Le Pape François, un visionnaire qui éveille les consciences !

 Un pape qui suprend par ses recommandations prônant une humanité pacifiée et de progrès.

 De Djilali,

Traditionnellement, les papes cumulent leurs statuts de chefs suprêmes du clergé qui guide les communautés catholiques à travers le monde, et de souverain de l'Etat de la Cité du Vatican, cette petite enclave territoriale indépendante dans Rome, où ils y exercent la plénitude du pouvoir exécutif, législatif et judiciaire. Avec une grande discrétion, ils sont à la tête d'un des réseaux diplomatiques des plus denses et des plus actifs, leurs envoyés diplomatiques les nonces apostoliques, ont le statut d'ambassadeurs extraordinaires et plénipotentiaires avec dans beaucoup de pays le titre honorifique de « doyen du corps diplomatique » dans les État où ils sont accrédités. Leurs voix portent et leurs positionnements sont d'importance au regard des grands défis que confronte l'humanité.
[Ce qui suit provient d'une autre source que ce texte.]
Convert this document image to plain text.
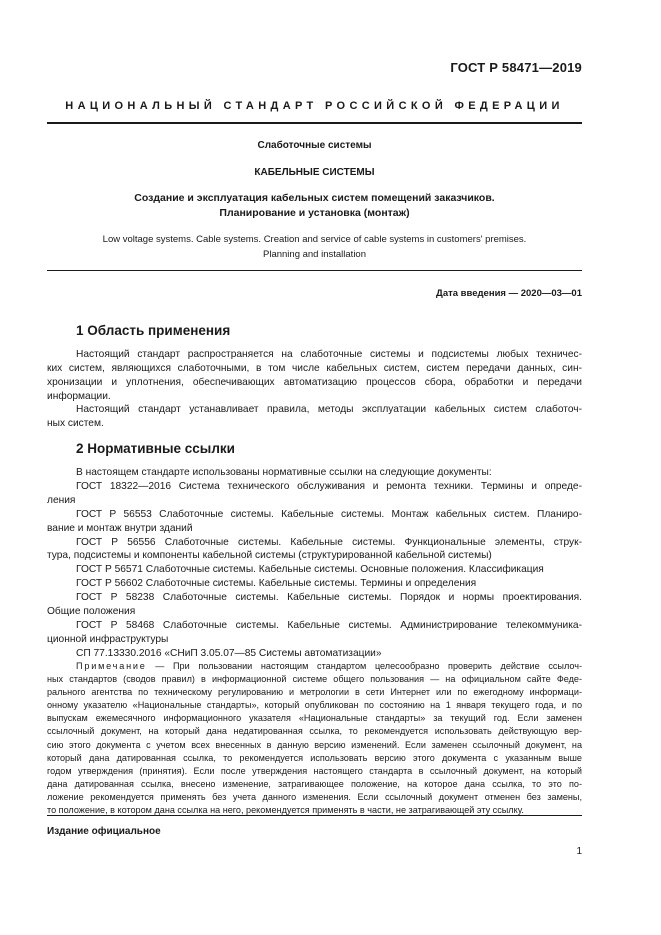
ГОСТ Р 58471—2019
НАЦИОНАЛЬНЫЙ СТАНДАРТ РОССИЙСКОЙ ФЕДЕРАЦИИ
Слаботочные системы
КАБЕЛЬНЫЕ СИСТЕМЫ
Создание и эксплуатация кабельных систем помещений заказчиков.
Планирование и установка (монтаж)
Low voltage systems. Cable systems. Creation and service of cable systems in customers' premises.
Planning and installation
Дата введения — 2020—03—01
1 Область применения
Настоящий стандарт распространяется на слаботочные системы и подсистемы любых техничес-
ких систем, являющихся слаботочными, в том числе кабельных систем, систем передачи данных, син-
хронизации и уплотнения, обеспечивающих автоматизацию процессов сбора, обработки и передачи
информации.
Настоящий стандарт устанавливает правила, методы эксплуатации кабельных систем слаботоч-
ных систем.
2 Нормативные ссылки
В настоящем стандарте использованы нормативные ссылки на следующие документы:
ГОСТ 18322—2016 Система технического обслуживания и ремонта техники. Термины и опреде-
ления
ГОСТ Р 56553 Слаботочные системы. Кабельные системы. Монтаж кабельных систем. Планиро-
вание и монтаж внутри зданий
ГОСТ Р 56556 Слаботочные системы. Кабельные системы. Функциональные элементы, струк-
тура, подсистемы и компоненты кабельной системы (структурированной кабельной системы)
ГОСТ Р 56571 Слаботочные системы. Кабельные системы. Основные положения. Классификация
ГОСТ Р 56602 Слаботочные системы. Кабельные системы. Термины и определения
ГОСТ Р 58238 Слаботочные системы. Кабельные системы. Порядок и нормы проектирования.
Общие положения
ГОСТ Р 58468 Слаботочные системы. Кабельные системы. Администрирование телекоммуника-
ционной инфраструктуры
СП 77.13330.2016 «СНиП 3.05.07—85 Системы автоматизации»
Примечание — При пользовании настоящим стандартом целесообразно проверить действие ссылоч-
ных стандартов (сводов правил) в информационной системе общего пользования — на официальном сайте Феде-
рального агентства по техническому регулированию и метрологии в сети Интернет или по ежегодному информаци-
онному указателю «Национальные стандарты», который опубликован по состоянию на 1 января текущего года, и по
выпускам ежемесячного информационного указателя «Национальные стандарты» за текущий год. Если заменен
ссылочный документ, на который дана недатированная ссылка, то рекомендуется использовать действующую вер-
сию этого документа с учетом всех внесенных в данную версию изменений. Если заменен ссылочный документ, на
который дана датированная ссылка, то рекомендуется использовать версию этого документа с указанным выше
годом утверждения (принятия). Если после утверждения настоящего стандарта в ссылочный документ, на который
дана датированная ссылка, внесено изменение, затрагивающее положение, на которое дана ссылка, то это по-
ложение рекомендуется применять без учета данного изменения. Если ссылочный документ отменен без замены,
то положение, в котором дана ссылка на него, рекомендуется применять в части, не затрагивающей эту ссылку.
Издание официальное
1
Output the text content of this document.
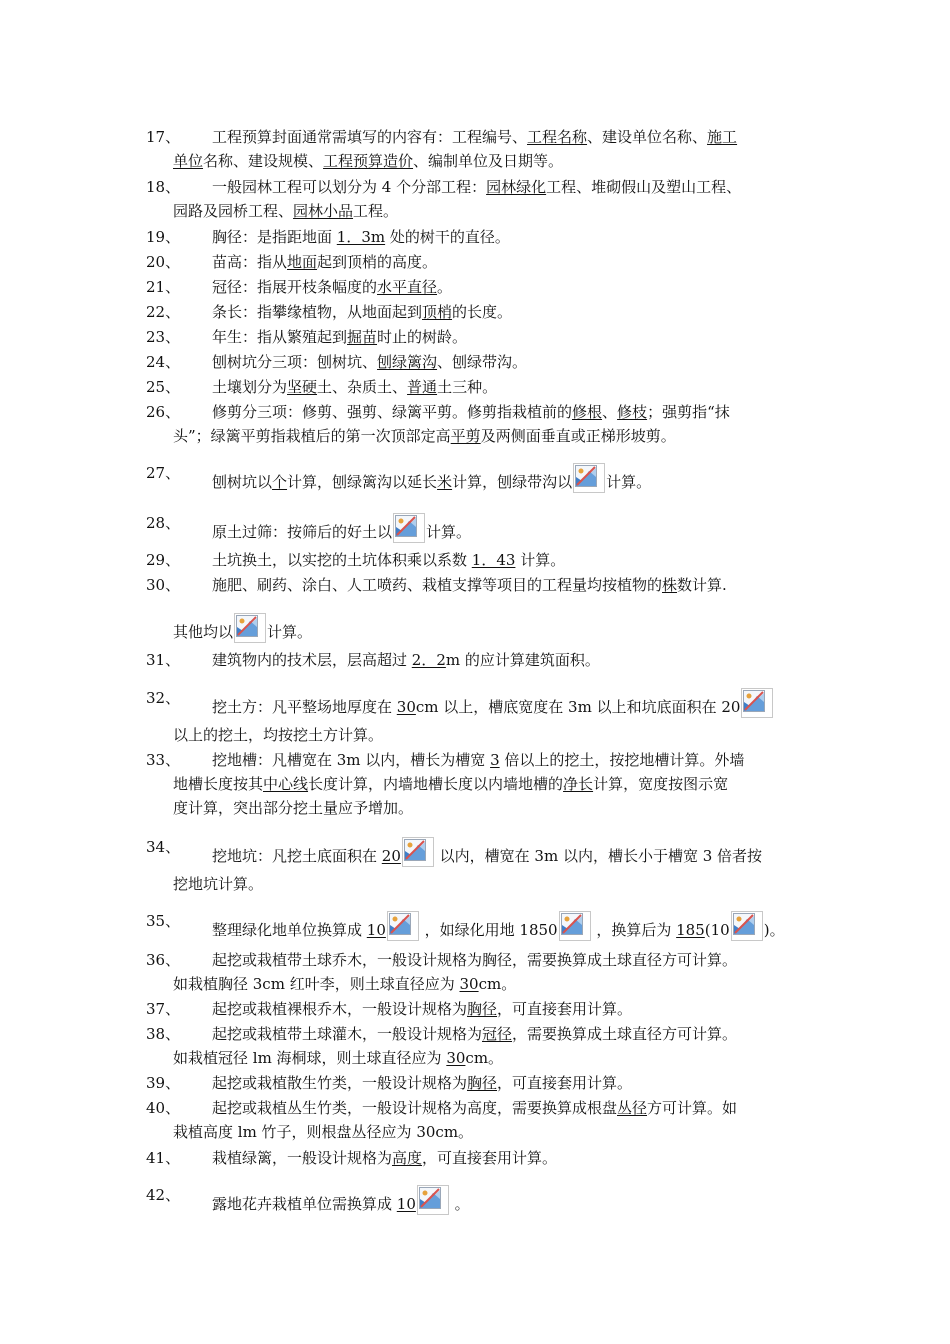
17、 工程预算封面通常需填写的内容有：工程编号、工程名称、建设单位名称、施工
单位名称、建设规模、工程预算造价、编制单位及日期等。
18、 一般园林工程可以划分为 4 个分部工程：园林绿化工程、堆砌假山及塑山工程、
园路及园桥工程、园林小品工程。
19、 胸径：是指距地面 1．3m 处的树干的直径。
20、 苗高：指从地面起到顶梢的高度。
21、 冠径：指展开枝条幅度的水平直径。
22、 条长：指攀缘植物，从地面起到顶梢的长度。
23、 年生：指从繁殖起到掘苗时止的树龄。
24、 刨树坑分三项：刨树坑、刨绿篱沟、刨绿带沟。
25、 土壤划分为坚硬土、杂质土、普通土三种。
26、 修剪分三项：修剪、强剪、绿篱平剪。修剪指栽植前的修根、修枝；强剪指“抹
头”；绿篱平剪指栽植后的第一次顶部定高平剪及两侧面垂直或正梯形坡剪。
27、 刨树坑以个计算，刨绿篱沟以延长米计算，刨绿带沟以 计算。
28、 原土过筛：按筛后的好土以 计算。
29、 土坑换土，以实挖的土坑体积乘以系数 1．43 计算。
30、 施肥、刷药、涂白、人工喷药、栽植支撑等项目的工程量均按植物的株数计算.
其他均以 计算。
31、 建筑物内的技术层，层高超过 2．2m 的应计算建筑面积。
32、 挖土方：凡平整场地厚度在 30cm 以上，槽底宽度在 3m 以上和坑底面积在 20
以上的挖土，均按挖土方计算。
33、 挖地槽：凡槽宽在 3m 以内，槽长为槽宽 3 倍以上的挖土，按挖地槽计算。外墙
地槽长度按其中心线长度计算，内墙地槽长度以内墙地槽的净长计算，宽度按图示宽
度计算，突出部分挖土量应予增加。
34、 挖地坑：凡挖土底面积在 20
以内，槽宽在 3m 以内，槽长小于槽宽 3 倍者按
挖地坑计算。
35、 整理绿化地单位换算成 10
，如绿化用地 1850
，换算后为 185(10 )。
36、 起挖或栽植带土球乔木，一般设计规格为胸径，需要换算成土球直径方可计算。
如栽植胸径 3cm 红叶李，则土球直径应为 30cm。
37、 起挖或栽植裸根乔木，一般设计规格为胸径，可直接套用计算。
38、 起挖或栽植带土球灌木，一般设计规格为冠径，需要换算成土球直径方可计算。
如栽植冠径 lm 海桐球，则土球直径应为 30cm。
39、 起挖或栽植散生竹类，一般设计规格为胸径，可直接套用计算。
40、 起挖或栽植丛生竹类，一般设计规格为高度，需要换算成根盘丛径方可计算。如
栽植高度 lm 竹子，则根盘丛径应为 30cm。
41、 栽植绿篱，一般设计规格为高度，可直接套用计算。
42、 露地花卉栽植单位需换算成 10
。
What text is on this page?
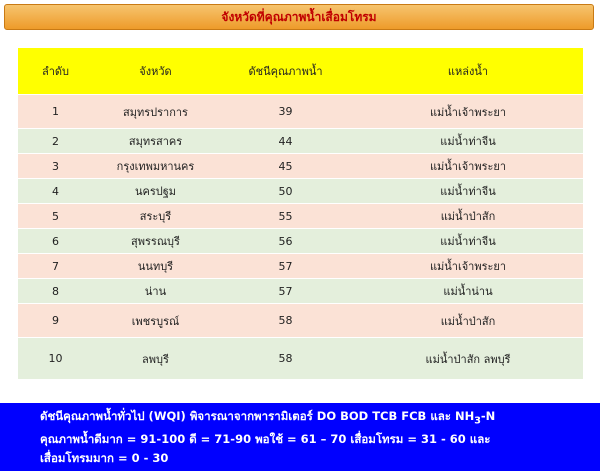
จังหวัดที่คุณภาพน้ำเสื่อมโทรม
ลำดับ	จังหวัด	ดัชนีคุณภาพน้ำ	แหล่งน้ำ
1	สมุทรปราการ	39	แม่น้ำเจ้าพระยา
2	สมุทรสาคร	44	แม่น้ำท่าจีน
3	กรุงเทพมหานคร	45	แม่น้ำเจ้าพระยา
4	นครปฐม	50	แม่น้ำท่าจีน
5	สระบุรี	55	แม่น้ำป่าสัก
6	สุพรรณบุรี	56	แม่น้ำท่าจีน
7	นนทบุรี	57	แม่น้ำเจ้าพระยา
8	น่าน	57	แม่น้ำน่าน
9	เพชรบูรณ์	58	แม่น้ำป่าสัก
10	ลพบุรี	58	แม่น้ำป่าสัก ลพบุรี
ดัชนีคุณภาพน้ำทั่วไป (WQI) พิจารณาจากพารามิเตอร์ DO BOD TCB FCB และ $NH_3-N$
คุณภาพน้ำดีมาก = 91-100 ดี = 71-90 พอใช้ = 61 – 70 เสื่อมโทรม = 31 - 60 และ
เสื่อมโทรมมาก = 0 - 30
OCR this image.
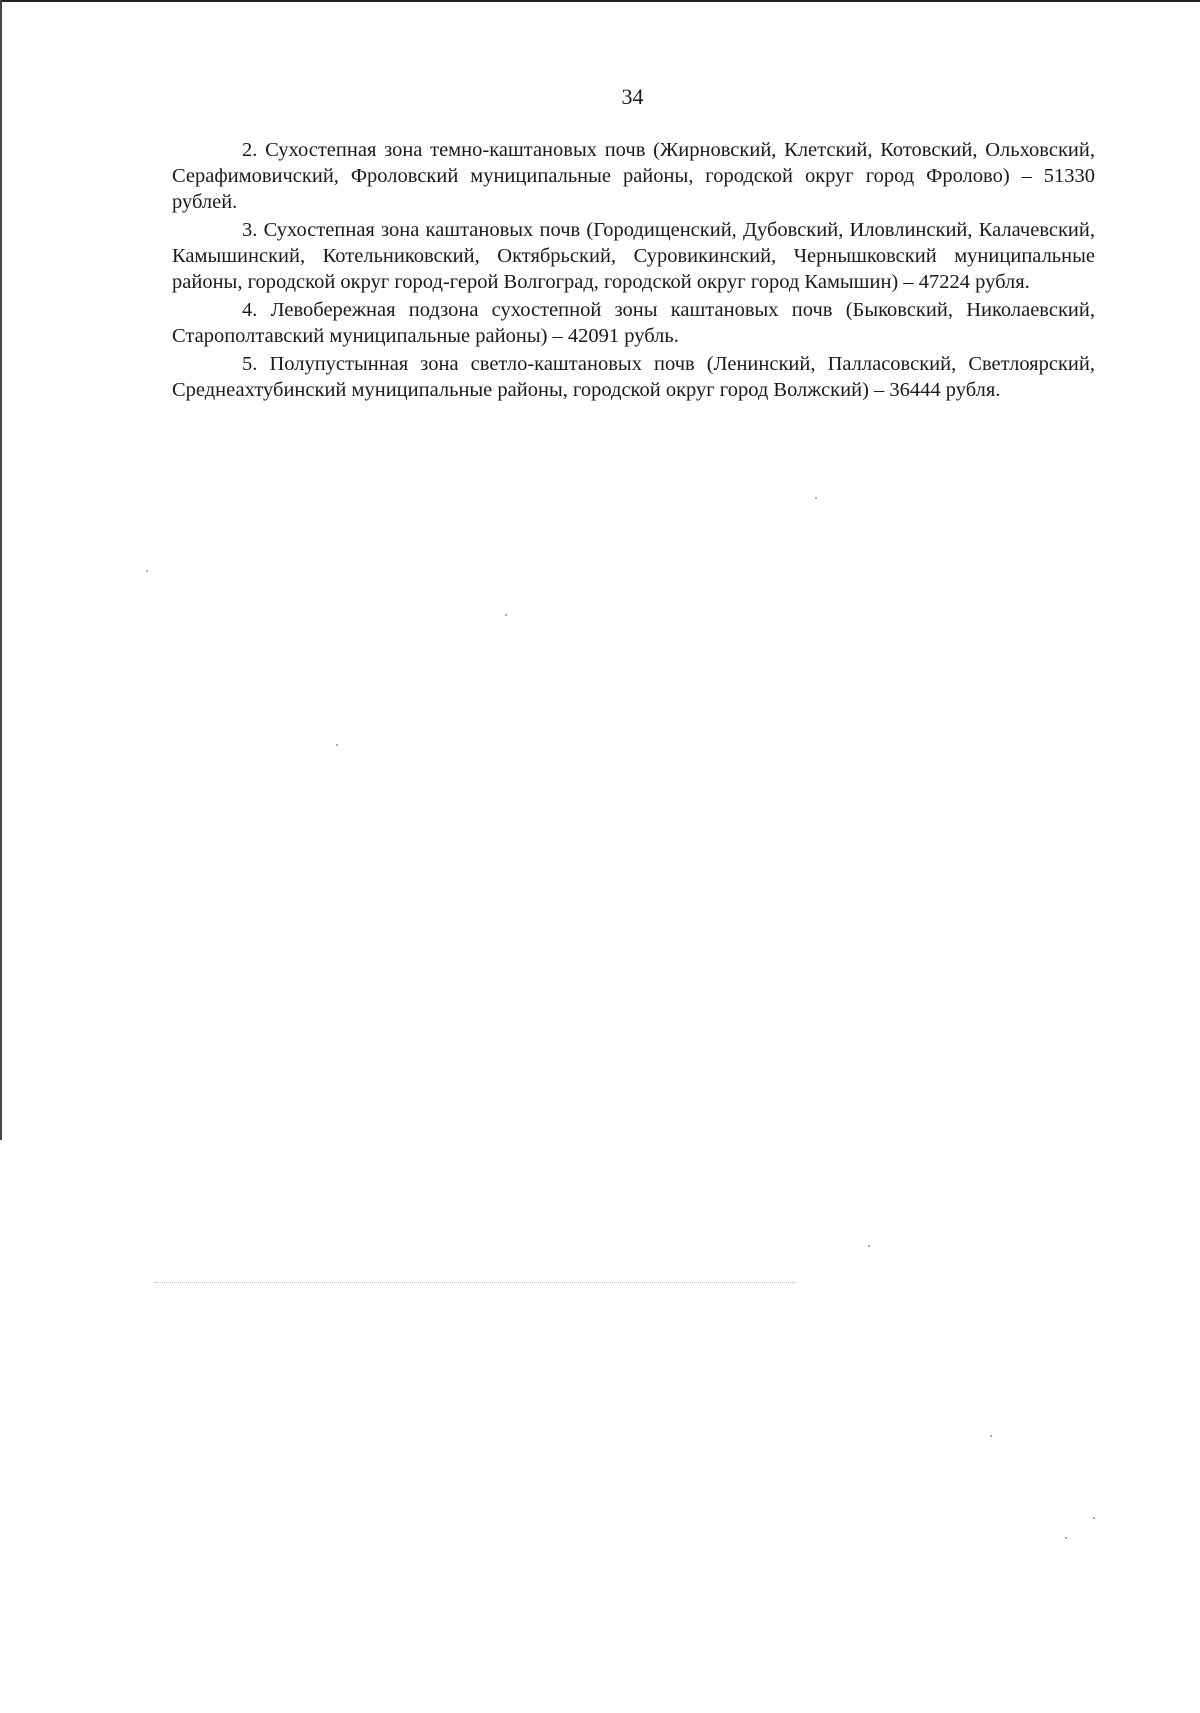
34

2. Сухостепная зона темно-каштановых почв (Жирновский, Клетский, Котовский, Ольховский, Серафимовичский, Фроловский муниципальные районы, городской округ город Фролово) – 51330 рублей.

3. Сухостепная зона каштановых почв (Городищенский, Дубовский, Иловлинский, Калачевский, Камышинский, Котельниковский, Октябрьский, Суровикинский, Чернышковский муниципальные районы, городской округ город-герой Волгоград, городской округ город Камышин) – 47224 рубля.

4. Левобережная подзона сухостепной зоны каштановых почв (Быковский, Николаевский, Старополтавский муниципальные районы) – 42091 рубль.

5. Полупустынная зона светло-каштановых почв (Ленинский, Палласовский, Светлоярский, Среднеахтубинский муниципальные районы, городской округ город Волжский) – 36444 рубля.
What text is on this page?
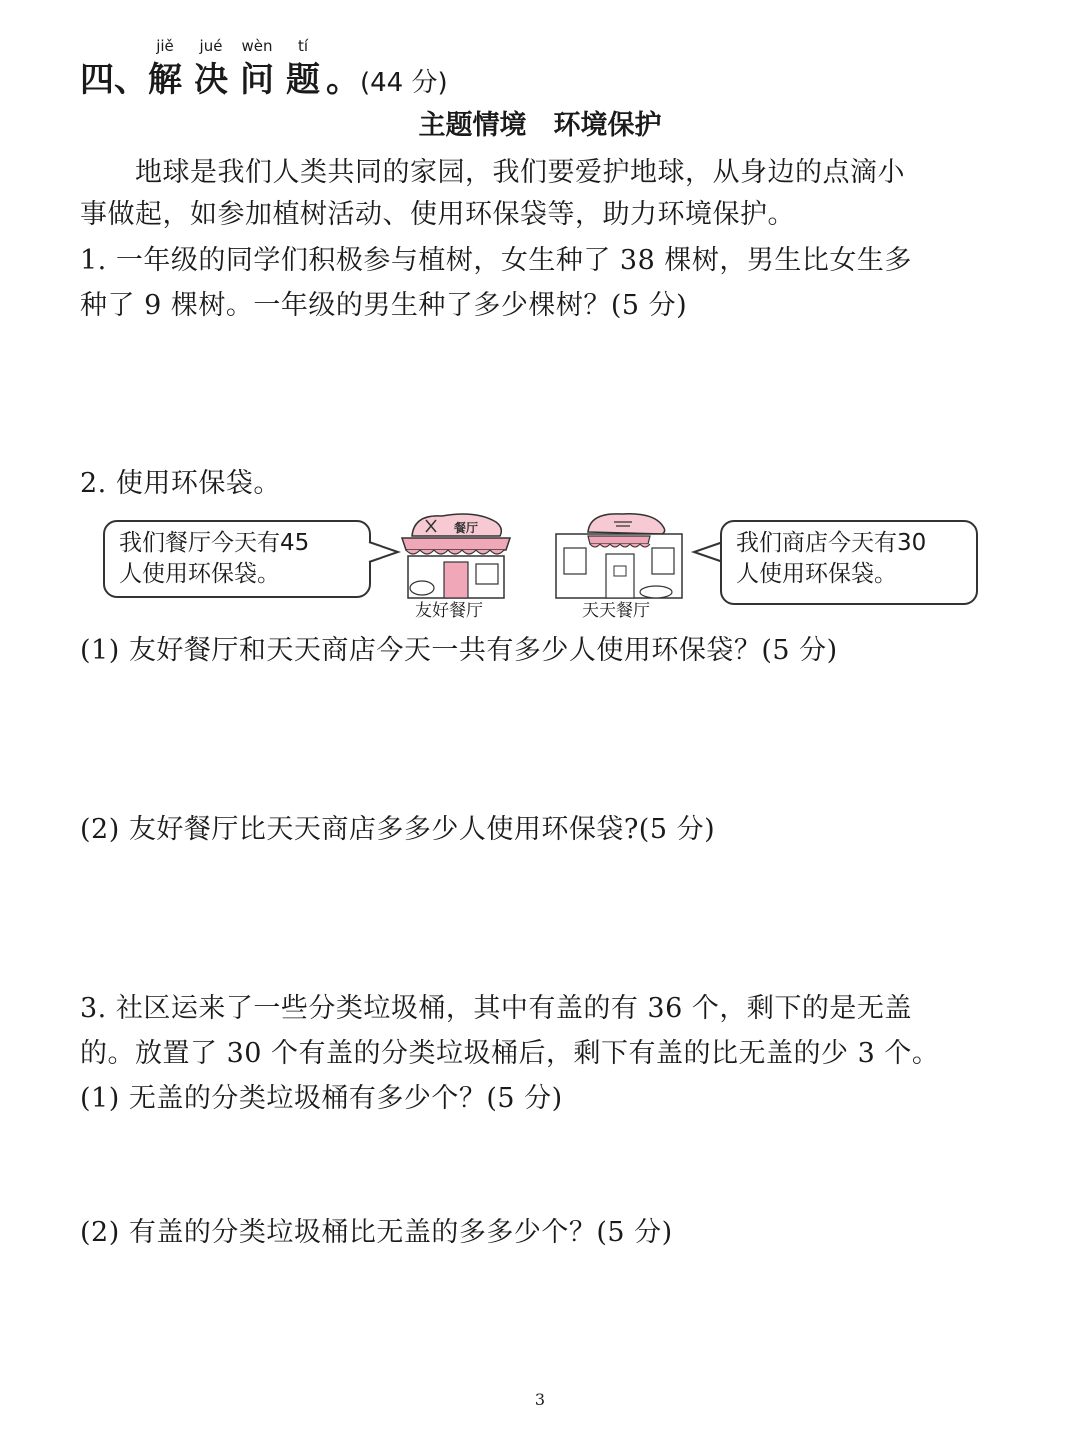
四、
jiě
解
jué
决
wèn
问
tí
题 。(44 分)
主题情境　环境保护
　　地球是我们人类共同的家园，我们要爱护地球，从身边的点滴小
事做起，如参加植树活动、使用环保袋等，助力环境保护。
1. 一年级的同学们积极参与植树，女生种了 38 棵树，男生比女生多
种了 9 棵树。一年级的男生种了多少棵树？(5 分)
2. 使用环保袋。
我们餐厅今天有45
人使用环保袋。
餐厅
友好餐厅	天天餐厅
我们商店今天有30
人使用环保袋。
(1) 友好餐厅和天天商店今天一共有多少人使用环保袋？(5 分)
(2) 友好餐厅比天天商店多多少人使用环保袋?(5 分)
3. 社区运来了一些分类垃圾桶，其中有盖的有 36 个，剩下的是无盖
的。放置了 30 个有盖的分类垃圾桶后，剩下有盖的比无盖的少 3 个。
(1) 无盖的分类垃圾桶有多少个？(5 分)
(2) 有盖的分类垃圾桶比无盖的多多少个？(5 分)
3
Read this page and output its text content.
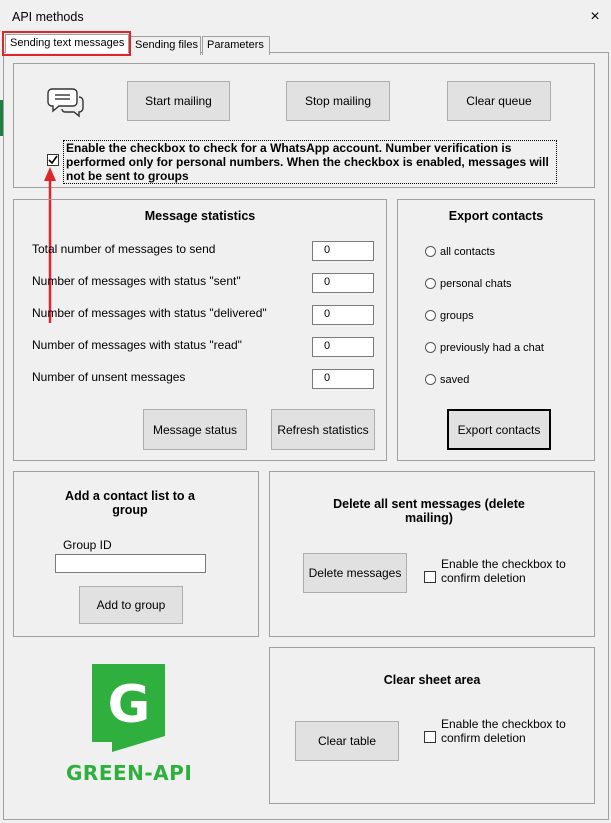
API methods	×
Sending text messages Sending files Parameters
Start mailing	Stop mailing	Clear queue
Enable the checkbox to check for a WhatsApp account. Number verification is performed only for personal numbers. When the checkbox is enabled, messages will not be sent to groups
Message statistics
Total number of messages to send	0
Number of messages with status "sent"	0
Number of messages with status "delivered"	0
Number of messages with status "read"	0
Number of unsent messages	0
Message status	Refresh statistics
Export contacts
all contacts
personal chats
groups
previously had a chat
saved
Export contacts
Add a contact list to a group
Group ID
Add to group
Delete all sent messages (delete mailing)
Delete messages
Enable the checkbox to confirm deletion
Clear sheet area
Clear table
Enable the checkbox to confirm deletion
G
GREEN-API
En quelques mois à peine, le pape François s'est engagé délibérément dans la promotion d'une vision d'un monde alternatif à celui qui prévaut.

En plus de ses exploits de visionnaire d'une humanité rénovée et apaisée dans sa dimension globale, toutes croyances réunies, il ne ménage aucun effort pour multiplier des initiatives et rappeler, au quotidien, dans ses discours comme dans ses actes, ses préférences programmatiques et opérationnelles pour la construction d'un autre monde, engageons ses fidèles, mais aussi toutes les femmes et les hommes de bonne volonté à s'intéresser d'abord et avant tout aux pauvres, à ceux qui souffrent, aux sans voix ni droits, dénonçant explicitement les excès du capitalisme et de l'économie de marché.

Comme Sankara durant sa brève présidence au Burkina Faso, le pape François séduit par l'exemple qu'il donne payant de sa personne pour que tout acte qu'il pose soit conforme à son discours. Il montre la détermination en recommandant d'abord à la haute hiérarchie de l’Église le devoir d'humilité et de la prise de distance au regard des pratiques de l'ostentation dans les apparats du luxe et de la puissance. Il invite la communauté internationale, ses leaders et ses forces vives à confronter la domination abusive des tenants du capitalisme dans toutes ses déclinaisons et ses variations opportunistes. Il va jusqu'à recommander une réforme en profondeur des institutions internationales pour les reconstruire et leurs donner des prérogatives nouvelles en matière de mise en œuvre d'une gouvernance mondiale dans un sens de gouvernement politique mondial attentif et réactif aux enjeux des défis économiques, sociaux et environnementaux, dans une vision prospective du devenir de l'humanité.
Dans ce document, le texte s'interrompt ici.